Ao mesmo tempo que suas lembranças passam a confundir sutilmente o entendimento de Jessica da realidade, o som percebido no início se repete com maior frequência, a sua irmã (Agnes Brekke) enfrenta a recuperação de uma doença de origem ambígua, e o contato em uma universidade com os ossos de seres humanos primitivos a leva ao interior do país, onde mais ossos estão sendo encontrados. Lá, ela tem um encontro com um homem misterioso, que pode oferecer respostas (ou ainda mais perguntas) para as estranhas vivências pelas quais tem passado.

Cena do filme Memoria. A foto mostra Jessica, uma mulher branca, de cabelo ruivo-escuro, de costas diante de um espaço cercado por paredes de vidro. Dentro deste espaço plano, há terra e grama em pontos espalhados.
A produção está na Mostra apenas em sessões presenciais (Foto: MUBI)

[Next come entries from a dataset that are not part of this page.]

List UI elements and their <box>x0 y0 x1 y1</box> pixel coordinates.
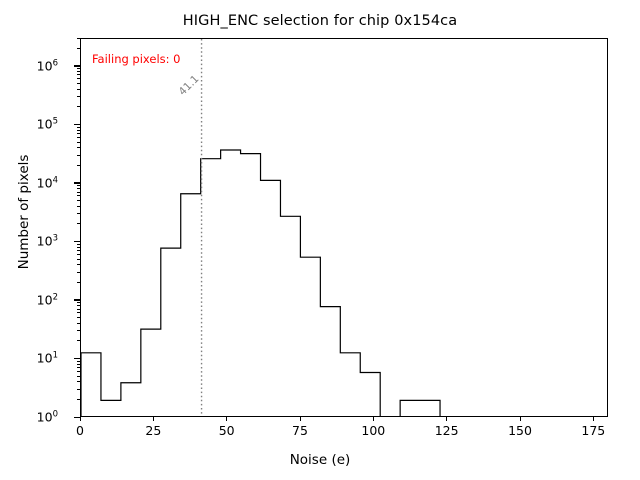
x-tick-label-0: 0 <box>76 423 84 438</box>
y-minor-tick <box>77 200 80 201</box>
x-tick-label-150: 150 <box>508 423 532 438</box>
y-minor-tick <box>77 74 80 75</box>
y-minor-tick <box>77 305 80 306</box>
y-minor-tick <box>77 127 80 128</box>
y-minor-tick <box>77 302 80 303</box>
y-minor-tick <box>77 192 80 193</box>
y-minor-tick <box>77 96 80 97</box>
y-minor-tick <box>77 254 80 255</box>
y-minor-tick <box>77 330 80 331</box>
y-minor-tick <box>77 106 80 107</box>
y-tick-1e5 <box>74 124 80 125</box>
y-tick-label-1e5: 105 <box>37 117 58 132</box>
y-minor-tick <box>77 323 80 324</box>
y-minor-tick <box>77 206 80 207</box>
y-minor-tick <box>77 399 80 400</box>
x-tick-100 <box>373 417 374 421</box>
y-minor-tick <box>77 367 80 368</box>
y-minor-tick <box>77 147 80 148</box>
y-minor-tick <box>77 155 80 156</box>
x-tick-label-175: 175 <box>581 423 605 438</box>
y-minor-tick <box>77 89 80 90</box>
y-minor-tick <box>77 259 80 260</box>
x-tick-label-25: 25 <box>145 423 161 438</box>
y-tick-label-1e1: 101 <box>37 351 58 366</box>
chart-figure: HIGH_ENC selection for chip 0x154ca Fail… <box>0 0 640 480</box>
y-minor-tick <box>77 282 80 283</box>
x-tick-25 <box>153 417 154 421</box>
x-tick-0 <box>80 417 81 421</box>
y-tick-label-1e4: 104 <box>37 175 58 190</box>
y-minor-tick <box>77 247 80 248</box>
y-minor-tick <box>77 133 80 134</box>
y-minor-tick <box>77 213 80 214</box>
plot-frame <box>80 38 608 417</box>
y-tick-1e6 <box>74 65 80 66</box>
y-minor-tick <box>77 389 80 390</box>
y-minor-tick <box>77 48 80 49</box>
y-minor-tick <box>77 142 80 143</box>
y-tick-label-1e2: 102 <box>37 292 58 307</box>
y-minor-tick <box>77 381 80 382</box>
y-minor-tick <box>77 78 80 79</box>
y-minor-tick <box>77 309 80 310</box>
x-tick-label-125: 125 <box>435 423 459 438</box>
x-tick-125 <box>446 417 447 421</box>
y-minor-tick <box>77 340 80 341</box>
y-minor-tick <box>77 188 80 189</box>
y-tick-1e1 <box>74 358 80 359</box>
y-minor-tick <box>77 317 80 318</box>
y-tick-label-1e0: 100 <box>37 409 58 424</box>
y-tick-label-1e6: 106 <box>37 58 58 73</box>
y-tick-label-1e3: 103 <box>37 234 58 249</box>
x-tick-label-75: 75 <box>292 423 308 438</box>
y-minor-tick <box>77 185 80 186</box>
plot-area <box>81 39 607 416</box>
y-minor-tick <box>77 376 80 377</box>
y-minor-tick <box>77 83 80 84</box>
y-tick-1e0 <box>74 417 80 418</box>
x-axis-label: Noise (e) <box>0 452 640 468</box>
mean-vline <box>81 39 607 416</box>
failing-pixels-annotation: Failing pixels: 0 <box>92 52 181 66</box>
y-minor-tick <box>77 71 80 72</box>
y-minor-tick <box>77 165 80 166</box>
y-minor-tick <box>77 312 80 313</box>
x-tick-50 <box>226 417 227 421</box>
y-tick-1e3 <box>74 241 80 242</box>
y-minor-tick <box>77 364 80 365</box>
y-minor-tick <box>77 361 80 362</box>
y-minor-tick <box>77 38 80 39</box>
y-minor-tick <box>77 371 80 372</box>
x-tick-175 <box>593 417 594 421</box>
y-minor-tick <box>77 68 80 69</box>
x-tick-75 <box>300 417 301 421</box>
y-minor-tick <box>77 264 80 265</box>
y-minor-tick <box>77 137 80 138</box>
y-axis-label: Number of pixels <box>16 102 32 322</box>
y-minor-tick <box>77 130 80 131</box>
y-minor-tick <box>77 195 80 196</box>
x-tick-label-50: 50 <box>219 423 235 438</box>
y-minor-tick <box>77 244 80 245</box>
y-minor-tick <box>77 250 80 251</box>
x-tick-150 <box>520 417 521 421</box>
x-tick-label-100: 100 <box>361 423 385 438</box>
y-tick-1e4 <box>74 182 80 183</box>
y-minor-tick <box>77 223 80 224</box>
chart-title: HIGH_ENC selection for chip 0x154ca <box>0 13 640 29</box>
y-tick-1e2 <box>74 299 80 300</box>
y-minor-tick <box>77 272 80 273</box>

Paciente e desafiadora, a montagem de Lee Chatametikool dá a cada uma de suas cenas o direito de existir longamente na tela, algo já bastante familiar na obra de Weerasethakul. A câmera de Sayombhu Mukdeeprom permanece estática em longos planos, capturando as mínimas reações, e estendendo os momentos de modo que eles ficassem realmente registrados na memória, em contraponto à brevidade do ruído incitante da trama. A direção de som, realizada por Akritchalerm Kalayanamitr e Richard Hocks, trabalha o contraponto entre ambientações cheias de ruído como o centro de uma cidade ou uma chuva forte, com espaços onde reina o silêncio absoluto, em que o leve ruído de se ajeitar no assento de uma cadeira já é um grito. 

No terceiro ato da narrativa, o encontro entre Jessica e um outro Hernán mais velho (Elkin Díaz) é extenso, estranho, e hipnotizante.  “Por que chora se essas memórias não são suas?”, pergunta Hernán, enquanto Jessica se emociona ao visitar as lembranças de seu interlocutor. A pergunta salta da tela, se estendendo ao público. Por que as narrativas nos emocionam? Por que as recordações do passado nos cativam? O que há de tão atraente e belo nas vivências que já passaram, de pessoas que muitas vezes já nem estão mais entre nós? Há muitas interrogações, mas Memoria nos deixa tantas respostas quanto perguntas, pois as dúvidas já carregam em si uma afirmação. Há algo nas narrativas que nos emociona, existe algo nas recordações que nos cativa. Há nas vivências alheias algo de atraente e belo que nos faz buscar outras memórias, outras vivências, outras histórias.